For centuries, physicians relied on little more than their senses and their experience to make diagnoses. Not only were the inside workings of the body a mystery, but also the inside parts of the body. Physicians could feel hard bones, elastic muscles, and soft organs. But they had little knowledge of what lay beneath the skin. In 1543, the same year as the publication of Copernicus' heliocentric theory of the solar system, Andreas Vesalius produced the first essentially correct book of anatomy.

But dead bodies and living ones are two very different things. More than three centuries passed before a tool to look inside the living human body was developed. This tool was the X ray. It was first applied to studying the human body in 1895, four days after its discovery was announced.

X Rays—The First Imager

Wilhelm Konrad Roentgen, a German physicist, was studying a device called a Crookes tube. This tube contained a partial vacuum and had electric wires connected to two metallic electrodes inside the tube.
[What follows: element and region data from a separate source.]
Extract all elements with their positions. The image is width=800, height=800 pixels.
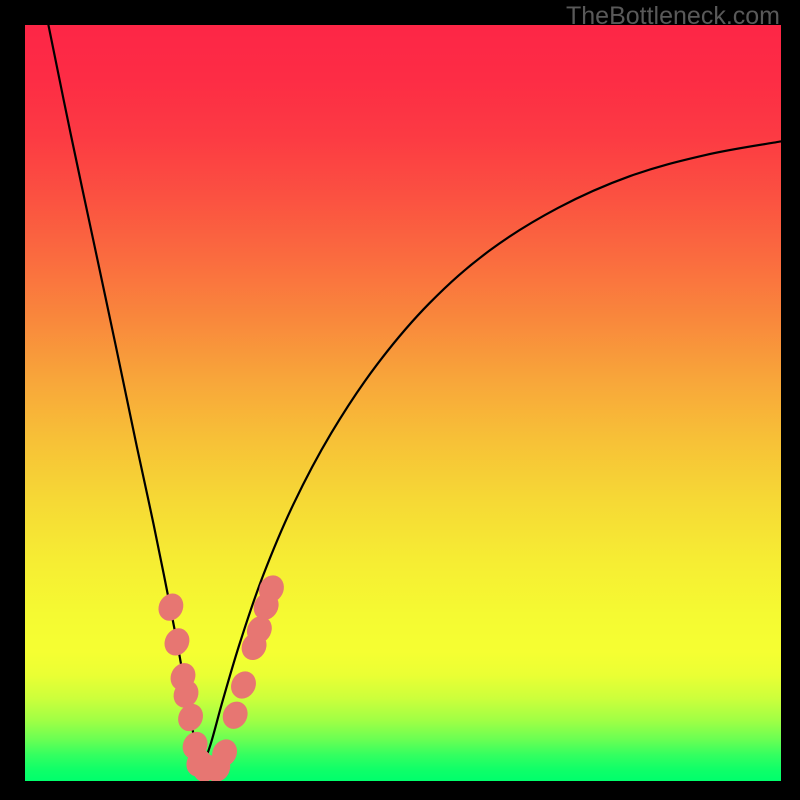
watermark-text: TheBottleneck.com bbox=[566, 2, 780, 31]
plot-area bbox=[25, 25, 781, 781]
chart-frame: TheBottleneck.com bbox=[0, 0, 800, 800]
gradient-background bbox=[25, 25, 781, 781]
plot-svg bbox=[25, 25, 781, 781]
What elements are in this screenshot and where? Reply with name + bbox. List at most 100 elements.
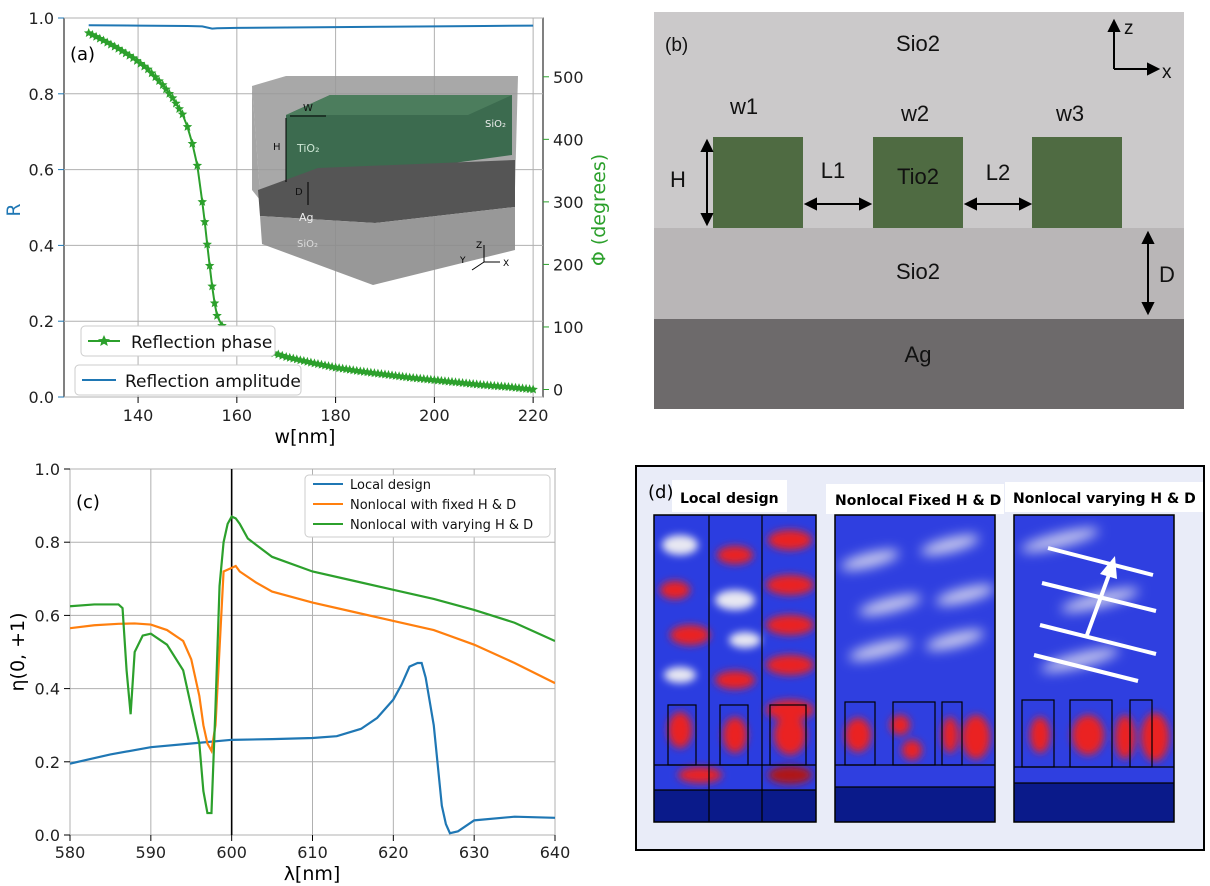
inset-axis-z: Z [476,241,482,251]
panel-b-w1-label: w1 [729,94,758,119]
panel-c-legend-box [304,474,551,538]
panel-c-series [70,469,555,835]
panel-c-xtick-label: 640 [540,843,571,862]
panel-a-ytick-right-label: 400 [553,130,584,149]
phase-point [528,384,538,394]
phase-point [197,196,208,206]
field-map-fixed-waves [840,535,995,661]
panel-c-xtick-label: 610 [297,843,328,862]
title-bg-fixed [826,484,1004,514]
l1-arrow-head-right [859,197,873,211]
panel-b-sio2-middle-layer [654,228,1184,319]
series-line-0 [70,661,555,835]
phase-point [207,281,217,291]
panel-c-ticks: 580 590 600 610 620 630 640 0.0 0.2 0.4 0.6 0.8 1.0 [35,460,571,862]
panel-b-top-layer-label: Sio2 [896,31,940,56]
panel-c-ylabel: η(0, +1) [7,612,29,691]
phase-point [150,72,161,82]
panel-c-xtick-label: 600 [216,843,247,862]
panel-a-xtick-label: 200 [419,406,450,425]
phase-point [204,260,215,270]
legend-amplitude-label: Reflection amplitude [125,372,301,392]
legend-box-amplitude [74,364,302,396]
panel-b-l1-label: L1 [821,158,845,183]
panel-a-xtick-label: 220 [518,406,549,425]
l2-arrow-head-left [963,197,977,211]
inset-sio2-bottom-label: SiO₂ [297,239,318,250]
phase-point [182,121,193,131]
panel-a-label: (a) [70,44,95,65]
series-line-reflection-amplitude [88,24,534,30]
panel-a-xlabel: w[nm] [275,426,336,448]
phase-point [171,98,181,108]
h-arrow-head-bottom [700,213,714,227]
panel-b-schematic: (b) Sio2 Sio2 Ag Tio2 w1 w2 w3 H D L1 L2 [654,12,1184,409]
panel-a-ytick-right-label: 500 [553,68,584,87]
inset-axes-icon: Z X Y [459,241,509,271]
d-arrow-head-bottom [1141,302,1155,316]
panel-a-reflection-chart: W H D TiO₂ Ag SiO₂ SiO₂ Z X Y 140 160 180 2… [3,9,610,448]
panel-b-axis-z: z [1124,18,1134,39]
panel-b-axis-x: x [1162,62,1172,83]
panel-b-l2-label: L2 [986,160,1010,185]
panel-a-ytick-right-label: 300 [553,193,584,212]
series-line-1 [70,564,555,755]
panel-c-ytick-label: 0.4 [35,680,60,699]
phase-point [177,109,188,119]
panel-c-legend-entries: Local design Nonlocal with fixed H & D Non… [313,478,533,533]
panel-c-efficiency-chart: 580 590 600 610 620 630 6400.00.20.40.60.81.0 … [7,460,570,885]
panel-b-axes-icon [1107,18,1161,76]
panel-c-ytick-label: 0.2 [35,753,60,772]
title-bg-local [672,480,787,512]
panel-c-label: (c) [76,492,100,513]
field-map-varying-outlines [1014,699,1174,784]
phase-point [174,103,184,113]
panel-a-ytick-right-label: 0 [553,380,563,399]
panel-c-xtick-label: 590 [136,843,167,862]
panel-c-xtick-label: 630 [459,843,490,862]
panel-a-ytick-left-label: 0.6 [29,161,54,180]
phase-point [154,76,164,86]
panel-d-title-fixed: Nonlocal Fixed H & D [835,493,1001,509]
wavefront-arrow-head [1100,556,1117,579]
inset-axis-y: Y [459,256,466,266]
panel-b-middle-layer-label: Sio2 [896,259,940,284]
panel-a-ytick-left-label: 0.2 [29,312,54,331]
inset-ag-label: Ag [299,211,314,224]
panel-a-ticks: 140 160 180 200 220 0.0 0.2 0.4 0.6 0.8 1.0 0 100 200… [29,9,584,425]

When a high-voltage current was applied to the electrodes, the tube glowed with a phosphorescent light. In one experiment, Roentgen had the tube enclosed in a black paper cover. In his darkened laboratory, he noticed a greenish glow several feet away whenever he turned the tube on. Investigating, he found that the glow came from a paper screen coated with barium platinocyanide. Further experiment showed that the screen continued to glow even when it was shielded from the tube by several layers of cardboard and paper, and that a photographic plate near the tube was blackened. Roentgen came to the conclusion that some kind of invisible rays must be coming from the tube. He dubbed them X rays, the "x" being the common mathematical symbol for an unknown.

Further experimentation led Roentgen to discover that X rays travel through some, but not all, materials. In time, he experimented with his own body. In his first public lecture on the new rays, he called for a volunteer to be X-rayed. He placed the volunteer's hand between the Crookes tube and the photographic plate. When he developed the plate, he found the image of the hand. Although the X rays could pass through the hand, they were blocked in different amounts by different tissues. The dense bones appeared relatively light in color because they resisted the passage of X rays to the plate. Softer surrounding tissues appeared darker because they were less dense and offered less resistance to the passage of X rays. The image on the photographic plate was essentially a negative on the basis of tissue density. Medical personnel now read the negative image obtained directly on photographic film to evaluate the X-ray findings.

In a Crookes tube, electrons are propelled through a partial vacuum. Electrons are subatomic particles that carry a negative charge of electricity. The glow that Roentgen saw in the tube was light waves produced when the electrons bounced against the gas molecules remaining in the tube. The electrons that hit the glass walls produced the X rays.

Today we know that X rays and light are different wavelengths of the same kind of electromagnetic radiation. Electromagnetic radiation is produced whenever electrons are deflected from their paths. The high energy of the electrons in the Crookes tube and the sharp deflection on meeting molecules of glass produce X rays. The more moderate deflection of the electrons on meeting gas molecules in the tube produces light.

X rays gave physicians their first easy look inside the living body. The procedure required no surgery and caused no pain. The patient just held still the body part being photographed until the plate was exposed.

X rays provided a great deal of information not available before. Physicians could study the living skeletal system and organ placements and get a clear picture of the broken bones, which they could previously feel only through the skin. They could also identify small, hairline fractures that tactile examinations could not pick up, and they could detect tumors in some body parts and displacements of certain bones and organs.